If you’ve read the Diver’s Alert Network’s (DAN) Annual Diving Report, “Most situations that end badly are the result of a chain of events, one that can often be easily broken at several points during its development.” In essence, we get into these complex situations where something goes wrong when we could have listened to that little voice in the back of our head that tried to warn us something wasn’t right. Instead we remember how much the boat ride is costing us or we don’t want to disappoint our diving buddy or we just don’t want to look like the weak link in the chain.
If you take the PADI Rescue Diver Certification, one thing the course stresses is diver safety even before we get into our neoprene. If something doesn’t feel right, something isn’t right. This may be nothing more than nervousness in diving a new location or it could be something more your brain and/or body is trying to tell you. We want to try to listen to that voice and evaluate what is going on with us and make that determination to call the dive.

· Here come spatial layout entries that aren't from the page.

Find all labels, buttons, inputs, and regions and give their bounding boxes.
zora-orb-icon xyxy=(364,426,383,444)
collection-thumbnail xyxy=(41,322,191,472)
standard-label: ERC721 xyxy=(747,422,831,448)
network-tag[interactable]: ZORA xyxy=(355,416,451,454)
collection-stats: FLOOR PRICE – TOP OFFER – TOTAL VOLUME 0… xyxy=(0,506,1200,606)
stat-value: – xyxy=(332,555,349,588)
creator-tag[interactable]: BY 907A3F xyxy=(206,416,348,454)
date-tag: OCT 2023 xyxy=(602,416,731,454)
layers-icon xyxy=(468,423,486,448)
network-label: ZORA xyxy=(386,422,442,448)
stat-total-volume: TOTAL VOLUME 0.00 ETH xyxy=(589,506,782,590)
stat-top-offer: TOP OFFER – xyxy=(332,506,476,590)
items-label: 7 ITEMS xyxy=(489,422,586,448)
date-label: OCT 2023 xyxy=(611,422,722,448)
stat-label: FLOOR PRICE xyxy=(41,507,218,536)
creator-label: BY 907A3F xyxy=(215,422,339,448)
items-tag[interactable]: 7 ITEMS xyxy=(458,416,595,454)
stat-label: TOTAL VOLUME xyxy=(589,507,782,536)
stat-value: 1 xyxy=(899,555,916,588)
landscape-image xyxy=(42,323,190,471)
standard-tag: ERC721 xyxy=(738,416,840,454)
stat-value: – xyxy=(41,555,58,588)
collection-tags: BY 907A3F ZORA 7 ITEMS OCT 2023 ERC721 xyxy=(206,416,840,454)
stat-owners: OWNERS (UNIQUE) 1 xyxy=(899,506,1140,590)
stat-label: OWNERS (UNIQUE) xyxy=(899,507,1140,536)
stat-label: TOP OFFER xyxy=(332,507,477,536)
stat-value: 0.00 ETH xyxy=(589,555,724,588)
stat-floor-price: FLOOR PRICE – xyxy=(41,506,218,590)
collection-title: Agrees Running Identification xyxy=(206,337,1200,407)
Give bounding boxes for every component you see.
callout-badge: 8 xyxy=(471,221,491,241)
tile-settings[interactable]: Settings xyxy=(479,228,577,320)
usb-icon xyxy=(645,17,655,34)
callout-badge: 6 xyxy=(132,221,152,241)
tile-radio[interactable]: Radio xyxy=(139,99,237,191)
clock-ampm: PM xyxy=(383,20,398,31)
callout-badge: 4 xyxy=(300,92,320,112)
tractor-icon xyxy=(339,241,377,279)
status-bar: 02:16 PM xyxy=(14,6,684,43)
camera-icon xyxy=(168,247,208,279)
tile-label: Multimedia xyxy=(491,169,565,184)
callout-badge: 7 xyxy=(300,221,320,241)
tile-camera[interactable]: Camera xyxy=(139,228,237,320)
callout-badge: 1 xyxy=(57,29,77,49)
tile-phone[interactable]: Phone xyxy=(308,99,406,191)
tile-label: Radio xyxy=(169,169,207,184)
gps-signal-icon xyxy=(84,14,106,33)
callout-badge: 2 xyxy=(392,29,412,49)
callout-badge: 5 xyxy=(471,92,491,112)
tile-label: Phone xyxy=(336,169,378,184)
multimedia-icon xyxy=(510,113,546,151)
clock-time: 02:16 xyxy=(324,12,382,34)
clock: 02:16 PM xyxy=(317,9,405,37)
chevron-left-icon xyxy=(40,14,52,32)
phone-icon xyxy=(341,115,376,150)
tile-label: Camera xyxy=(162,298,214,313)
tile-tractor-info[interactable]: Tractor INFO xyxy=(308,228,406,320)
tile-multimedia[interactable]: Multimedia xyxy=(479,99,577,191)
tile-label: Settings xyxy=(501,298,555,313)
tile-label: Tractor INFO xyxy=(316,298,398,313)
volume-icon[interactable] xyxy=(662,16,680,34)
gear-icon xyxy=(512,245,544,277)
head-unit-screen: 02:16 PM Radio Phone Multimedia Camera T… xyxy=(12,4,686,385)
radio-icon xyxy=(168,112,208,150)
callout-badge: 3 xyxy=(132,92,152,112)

I went on an expensive boat ride off Murrells Inlet. The seas were high and the boat was rocking and I spent the entire time clinging to the gunwales and yelling “Europe” at the waves. When we anchored off the wreck, the boat was rocking and pitching and I didn’t think I could even get into my kit. Four divers went in, one circled the boat, got back in, got off his gear, and grabbed up a fishing rod. When the others surfaced, they told us visibility was nil and there was a surge that made them queasy. While I understand you can exhale your breakfast through your regulator, I personally have no interest in testing that and I’m glad I remained topside chewing Bonine tablets like they were Skittles and placing Scopolamine patches behind my ears. When we got back to the dock, I still had to fork over my roll of dead presidents for the boat ride even though it wasn’t what I had intended. These things happen and hopefully we learn something from them. I’m glad I didn’t try to get in and dive; I had a bad vibe gnawing at me and I’m sure it was a good warning for me.
Of course, the rule should be that anyone can call a dive at any time for any reason without question – and I don’t dive with anyone who doesn’t subscribe to that basic tenant. If you are nervous about calling a dive, the easiest way to do so gracefully is to simply say you can’t equalize. No one can argue or challenge the validity of that statement and you get to exit the water to dive another day.